As you put it "Provisions can be made for obligations that are created as a result of events that occurred within the trading period but will be incurred after the end of the period". I would broadly agree with that. But no event occurred within the trading period which created an obligation to pay the director a bonus.
If this was a company which habitually paid staff bonuses after each year end based on the profit for the year, then one could argue that the company at the year end had no realistic alternative but to pay a bonus. But that is not the case with this company.
So an accrual for the bonus can only be made in the accounts for the year ended 28 February 2014 with a little help from the time-travelling Dr Who and some re-writing of history, IMHO.

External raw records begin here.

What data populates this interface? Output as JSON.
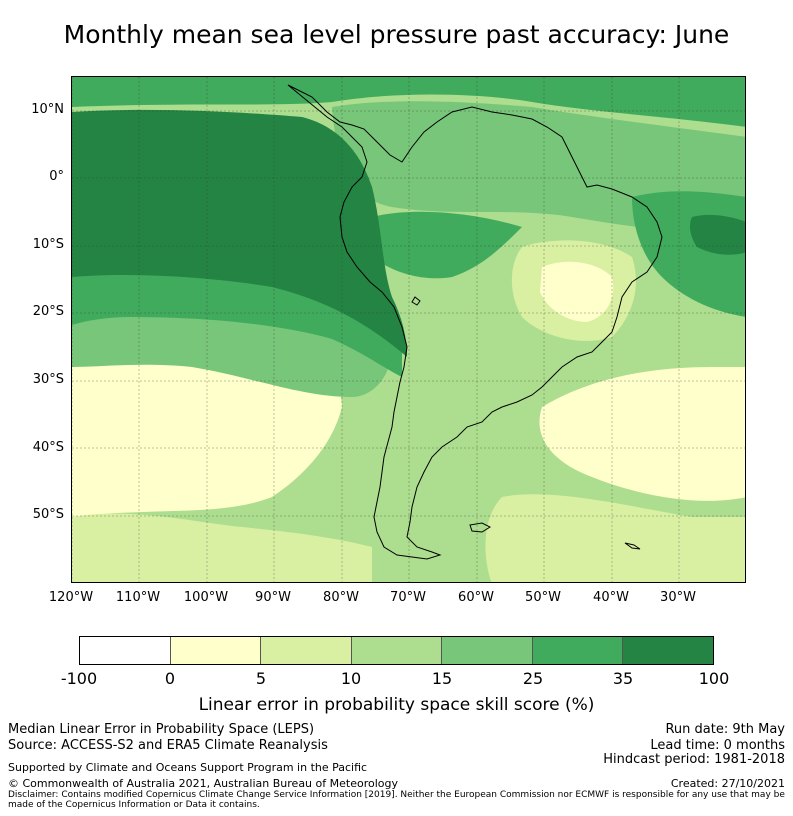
{
  "title": "Monthly mean sea level pressure past accuracy: June",
  "map": {
    "lat_labels": [
      "10°N",
      "0°",
      "10°S",
      "20°S",
      "30°S",
      "40°S",
      "50°S"
    ],
    "lon_labels": [
      "120°W",
      "110°W",
      "100°W",
      "90°W",
      "80°W",
      "70°W",
      "60°W",
      "50°W",
      "40°W",
      "30°W"
    ],
    "colors": {
      "band_100_0": "#ffffff",
      "band_0_5": "#ffffcc",
      "band_5_10": "#d9f0a3",
      "band_10_15": "#addd8e",
      "band_15_25": "#78c679",
      "band_25_35": "#41ab5d",
      "band_35_100": "#238443",
      "coast": "#000000"
    }
  },
  "colorbar": {
    "ticks": [
      "-100",
      "0",
      "5",
      "10",
      "15",
      "25",
      "35",
      "100"
    ],
    "colors": [
      "#ffffff",
      "#ffffcc",
      "#d9f0a3",
      "#addd8e",
      "#78c679",
      "#41ab5d",
      "#238443"
    ],
    "label": "Linear error in probability space skill score (%)"
  },
  "footer": {
    "left1": "Median Linear Error in Probability Space (LEPS)",
    "left2": "Source: ACCESS-S2 and ERA5 Climate Reanalysis",
    "right1": "Run date: 9th May",
    "right2": "Lead time: 0 months",
    "right3": "Hindcast period: 1981-2018",
    "supported": "Supported by Climate and Oceans Support Program in the Pacific",
    "copyright": "© Commonwealth of Australia 2021, Australian Bureau of Meteorology",
    "created": "Created: 27/10/2021",
    "disclaimer": "Disclaimer: Contains modified Copernicus Climate Change Service Information [2019]. Neither the European Commission nor ECMWF is responsible for any use that may be made of the Copernicus Information or Data it contains."
  }
}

The point is one of generally accepted accounting practice. Since tax treatment follows GAAP (except when it doesn't) then the CT treatment follows the accounting treatment (i.e. no deduction in the year ended 28 February 2014).
David
Overplayed
The provisions for corporation tax & accountancy / audit fees reflect liabilities to meet costs which the entity had at the year end no realistic alternative but to meet (although actual payment was not due by the year end).
But if the OP's client is only proposing NOW a bonus payment for the year which ended on 28 February 2014 (which was actually the company's first year of operation) then that bonus is NOT a cost which, at the year end, the company had no realistic alternative but to meet.
I'm not sure I agree with that analysis. Following that logic, if there's an accountant on the board, capable of producing the accounts, there can be no accrual for accountancy costs.
It seems an over-restrictive interpretation to me.
I think John is right (as usual)
All company directors do the job because they intend to pay themselves for their services. Thus there is a constructive obligation to pay a salary and/or bonus. That obligation exists at the year end. The fact that the amount of the bonus can only be determined after the year end (when the accounts are prepared) does not alter that - it is simply using post balance sheet events to determine the amount of a liability that exists at the year-end (as we do with bad debt provisions, telephone accruals, etc.).
What post balance sheet events?
Bad debt provision only uses evidence after the year end if this is indicative the debt was bad at the year end. As for accruals, these are not using post balance sheet events at all. What they are likely to use is information received after the year end. So if your year end is 31 March and you receive a quarterly bill to April, you accrue two thirds of that telephone bill. But, assuming even usage, if you had terminated your telephone line at 31 March instead you would have received a 31 March bill for two thirds of the amount. The cost has been incurred before the year end, the only "post balance sheet event" is the arrival of the bill to confirm what that cost is. it is simply using post balance sheet events to determine the amount of a liability that exists at the year-end (as we do with bad debt provisions, telephone accruals, etc.).
In fact, unless they provide evidence of a liability at the year end, post balance sheet events should not be adjusted at all. That is a basic accounting concept.
Going back to the salary, what post balance sheet event has occurred anyway. The director has realised they should have put something through. They did not decide before the year end to put something through. First year so no precedent for salary to be paid. Planning to be more than the available profits, so even arguing you had to wait after the year end to use profits as part of the calculation makes no sense. Very thin ice indeed.